31806 :Yasukazu Nishio2023/4/3(Mon.) 14:50 I don't have enough time at all, but a note on what I'd like to try when I have more time. The fact that the English and Japanese embedding vectors are far apart. There is a possibility that there is a 1-3 dimensional component that expresses language differences, and if we can destroy it, we can determine similarity regardless of language. Then you can answer a question in Japanese based on Wikipedia in English. If this "similar content determination regardless of language" can be done, the cost of multilingual deployment of help should be drastically reduced in the Cybozu context.
31828 :Yasukazu Nishio2023/4/6(Thu) 0:10 All English translations of my Scrapbox and differential updates in Github Actions are finally working. This would make a 31806 experiment. We have created embed vectors for all the Japanese articles. 1: Create an embed vector of all English articles 2: Produce the percentage of each article's nearest article that is a "translated article" and the percentage that is an "article in the same language". 3: Try to get the difference between the bilingual vectors and average them (is it also useful to see how much they vary? Is the median better than the mean? Is it better to get the top 3 dimensions of the contribution ratio?) 4: Do 2 after crushing the dimension of 3 Something like this? To be continued tomorrow
For the 3 bilingual vectors, I'd need to multiply the PCA to get the vectors in order of contribution rate, and also to check how many dimensions there are.

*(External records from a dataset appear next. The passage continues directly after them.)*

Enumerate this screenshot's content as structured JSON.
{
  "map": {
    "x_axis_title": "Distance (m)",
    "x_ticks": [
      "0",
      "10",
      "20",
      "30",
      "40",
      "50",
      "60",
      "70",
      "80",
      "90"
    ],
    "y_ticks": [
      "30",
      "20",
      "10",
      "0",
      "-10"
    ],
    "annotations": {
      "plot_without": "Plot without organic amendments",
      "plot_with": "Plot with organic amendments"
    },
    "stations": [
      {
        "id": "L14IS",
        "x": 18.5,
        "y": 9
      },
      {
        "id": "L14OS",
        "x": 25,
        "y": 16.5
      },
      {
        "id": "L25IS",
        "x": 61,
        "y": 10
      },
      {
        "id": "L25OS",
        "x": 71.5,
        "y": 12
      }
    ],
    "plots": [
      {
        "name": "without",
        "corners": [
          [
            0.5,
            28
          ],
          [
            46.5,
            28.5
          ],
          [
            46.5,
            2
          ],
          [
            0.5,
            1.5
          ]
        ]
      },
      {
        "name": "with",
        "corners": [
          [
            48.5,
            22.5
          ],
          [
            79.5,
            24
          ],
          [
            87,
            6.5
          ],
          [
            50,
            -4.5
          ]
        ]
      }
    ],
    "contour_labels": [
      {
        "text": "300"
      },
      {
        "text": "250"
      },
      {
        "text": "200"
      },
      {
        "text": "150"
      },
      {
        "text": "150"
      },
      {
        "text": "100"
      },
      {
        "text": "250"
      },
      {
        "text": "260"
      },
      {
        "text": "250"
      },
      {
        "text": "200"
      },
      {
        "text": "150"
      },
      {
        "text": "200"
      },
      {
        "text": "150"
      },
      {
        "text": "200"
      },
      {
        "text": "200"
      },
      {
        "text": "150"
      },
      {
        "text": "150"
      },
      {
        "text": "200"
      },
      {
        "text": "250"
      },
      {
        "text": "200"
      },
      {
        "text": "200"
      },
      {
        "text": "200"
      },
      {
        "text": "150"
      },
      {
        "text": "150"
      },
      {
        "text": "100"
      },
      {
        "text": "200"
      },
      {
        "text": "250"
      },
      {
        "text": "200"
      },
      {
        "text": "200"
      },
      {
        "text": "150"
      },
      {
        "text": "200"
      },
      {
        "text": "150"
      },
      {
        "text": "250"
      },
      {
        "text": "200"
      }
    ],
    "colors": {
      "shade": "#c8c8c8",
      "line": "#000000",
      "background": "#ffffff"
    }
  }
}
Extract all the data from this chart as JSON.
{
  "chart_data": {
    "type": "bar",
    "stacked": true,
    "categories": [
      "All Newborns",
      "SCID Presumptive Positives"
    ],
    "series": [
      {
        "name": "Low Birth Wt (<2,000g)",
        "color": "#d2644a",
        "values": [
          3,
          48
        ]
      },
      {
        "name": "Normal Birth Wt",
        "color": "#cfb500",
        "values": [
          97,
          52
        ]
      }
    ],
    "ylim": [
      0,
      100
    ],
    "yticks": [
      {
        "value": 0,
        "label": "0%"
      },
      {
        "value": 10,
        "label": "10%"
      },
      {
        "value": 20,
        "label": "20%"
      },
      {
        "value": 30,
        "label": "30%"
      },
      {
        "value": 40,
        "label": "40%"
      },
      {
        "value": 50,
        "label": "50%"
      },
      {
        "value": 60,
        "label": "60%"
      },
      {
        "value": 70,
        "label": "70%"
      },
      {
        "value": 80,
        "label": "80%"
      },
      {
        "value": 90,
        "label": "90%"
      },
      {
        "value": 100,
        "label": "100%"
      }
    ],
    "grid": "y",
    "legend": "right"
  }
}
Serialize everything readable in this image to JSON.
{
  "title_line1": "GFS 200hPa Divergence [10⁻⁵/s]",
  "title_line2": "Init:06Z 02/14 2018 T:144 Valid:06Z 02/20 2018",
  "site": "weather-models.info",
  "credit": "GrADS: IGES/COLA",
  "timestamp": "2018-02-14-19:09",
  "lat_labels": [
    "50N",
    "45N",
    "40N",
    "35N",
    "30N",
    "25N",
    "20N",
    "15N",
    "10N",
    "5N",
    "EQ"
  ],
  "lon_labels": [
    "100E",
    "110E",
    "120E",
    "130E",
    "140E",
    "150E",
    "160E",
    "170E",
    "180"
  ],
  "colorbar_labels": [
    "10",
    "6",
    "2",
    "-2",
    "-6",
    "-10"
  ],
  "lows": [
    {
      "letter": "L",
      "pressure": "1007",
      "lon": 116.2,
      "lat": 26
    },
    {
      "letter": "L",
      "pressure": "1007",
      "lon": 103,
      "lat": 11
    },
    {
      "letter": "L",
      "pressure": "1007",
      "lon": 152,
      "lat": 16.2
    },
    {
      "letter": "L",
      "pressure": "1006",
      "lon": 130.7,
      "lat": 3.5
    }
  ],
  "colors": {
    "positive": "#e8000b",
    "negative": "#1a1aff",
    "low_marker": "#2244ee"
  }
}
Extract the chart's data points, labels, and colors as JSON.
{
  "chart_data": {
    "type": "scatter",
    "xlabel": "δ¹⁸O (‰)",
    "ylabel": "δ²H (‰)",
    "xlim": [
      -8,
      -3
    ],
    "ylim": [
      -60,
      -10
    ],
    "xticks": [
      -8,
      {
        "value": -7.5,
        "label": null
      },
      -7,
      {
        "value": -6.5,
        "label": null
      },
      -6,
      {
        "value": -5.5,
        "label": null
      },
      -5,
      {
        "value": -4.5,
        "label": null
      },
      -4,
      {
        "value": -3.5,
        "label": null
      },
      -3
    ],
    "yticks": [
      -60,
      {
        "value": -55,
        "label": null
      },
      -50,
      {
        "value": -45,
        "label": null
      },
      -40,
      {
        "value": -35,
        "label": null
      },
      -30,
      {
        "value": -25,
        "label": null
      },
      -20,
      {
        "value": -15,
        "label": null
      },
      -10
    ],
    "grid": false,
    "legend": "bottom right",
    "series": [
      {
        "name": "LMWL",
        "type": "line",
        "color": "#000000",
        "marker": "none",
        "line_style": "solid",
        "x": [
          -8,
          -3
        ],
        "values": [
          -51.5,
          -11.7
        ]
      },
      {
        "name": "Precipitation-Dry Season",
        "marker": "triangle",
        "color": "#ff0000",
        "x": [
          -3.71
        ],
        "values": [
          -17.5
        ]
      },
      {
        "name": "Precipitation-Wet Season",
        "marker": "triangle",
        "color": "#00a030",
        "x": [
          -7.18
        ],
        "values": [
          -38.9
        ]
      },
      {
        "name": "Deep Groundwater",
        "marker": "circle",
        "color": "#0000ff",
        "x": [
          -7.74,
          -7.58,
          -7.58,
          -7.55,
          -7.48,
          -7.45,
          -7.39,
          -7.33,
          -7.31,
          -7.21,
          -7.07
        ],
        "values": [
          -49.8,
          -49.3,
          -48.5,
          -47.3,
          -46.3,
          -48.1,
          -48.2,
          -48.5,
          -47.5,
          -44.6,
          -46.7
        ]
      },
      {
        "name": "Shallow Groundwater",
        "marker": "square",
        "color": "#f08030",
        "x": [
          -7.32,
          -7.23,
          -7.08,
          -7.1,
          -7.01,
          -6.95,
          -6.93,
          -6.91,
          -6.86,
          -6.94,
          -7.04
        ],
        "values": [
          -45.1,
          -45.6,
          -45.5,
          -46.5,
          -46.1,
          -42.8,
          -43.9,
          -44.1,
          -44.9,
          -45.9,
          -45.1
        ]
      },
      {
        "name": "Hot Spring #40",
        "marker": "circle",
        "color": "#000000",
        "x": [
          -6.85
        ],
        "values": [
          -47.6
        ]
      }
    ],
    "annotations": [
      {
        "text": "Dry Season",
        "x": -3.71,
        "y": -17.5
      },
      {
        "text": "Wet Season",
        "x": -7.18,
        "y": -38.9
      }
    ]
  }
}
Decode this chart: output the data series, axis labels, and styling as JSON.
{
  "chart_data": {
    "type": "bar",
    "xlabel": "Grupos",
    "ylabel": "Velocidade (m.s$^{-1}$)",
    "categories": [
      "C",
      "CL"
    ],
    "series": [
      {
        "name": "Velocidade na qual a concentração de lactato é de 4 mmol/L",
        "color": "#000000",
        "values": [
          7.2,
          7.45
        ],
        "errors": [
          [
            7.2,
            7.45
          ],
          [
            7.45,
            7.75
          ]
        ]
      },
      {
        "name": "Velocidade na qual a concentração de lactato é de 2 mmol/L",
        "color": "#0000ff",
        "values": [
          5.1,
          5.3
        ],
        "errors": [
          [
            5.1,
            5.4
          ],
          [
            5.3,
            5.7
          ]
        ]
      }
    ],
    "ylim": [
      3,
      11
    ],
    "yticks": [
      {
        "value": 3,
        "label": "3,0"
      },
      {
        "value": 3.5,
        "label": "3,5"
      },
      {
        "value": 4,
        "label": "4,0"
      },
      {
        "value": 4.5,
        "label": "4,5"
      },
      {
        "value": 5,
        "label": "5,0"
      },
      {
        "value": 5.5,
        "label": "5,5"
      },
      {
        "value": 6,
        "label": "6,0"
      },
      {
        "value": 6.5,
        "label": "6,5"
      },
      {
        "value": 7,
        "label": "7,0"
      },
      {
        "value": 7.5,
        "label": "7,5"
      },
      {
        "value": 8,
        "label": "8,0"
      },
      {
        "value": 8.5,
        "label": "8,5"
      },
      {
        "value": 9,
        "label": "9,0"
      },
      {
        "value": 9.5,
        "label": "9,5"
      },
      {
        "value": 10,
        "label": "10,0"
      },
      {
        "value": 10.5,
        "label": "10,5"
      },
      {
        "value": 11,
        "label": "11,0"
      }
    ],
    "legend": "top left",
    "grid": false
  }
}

31836 :Yasukazu Nishio2023/4/6(Thu) 21:09 1: I thought I could just use the same Japanese vectors I used before, but that would have complicated the mapping to English, so I decided to redo them all together.
This page is auto-translated from /nishio/実験2023-04-06 using DeepL. If you looks something interesting but the auto-translated English is not good enough to understand it, feel free to let me know at @nishio_en. I'm very happy to spread my thought to non-Japanese readers.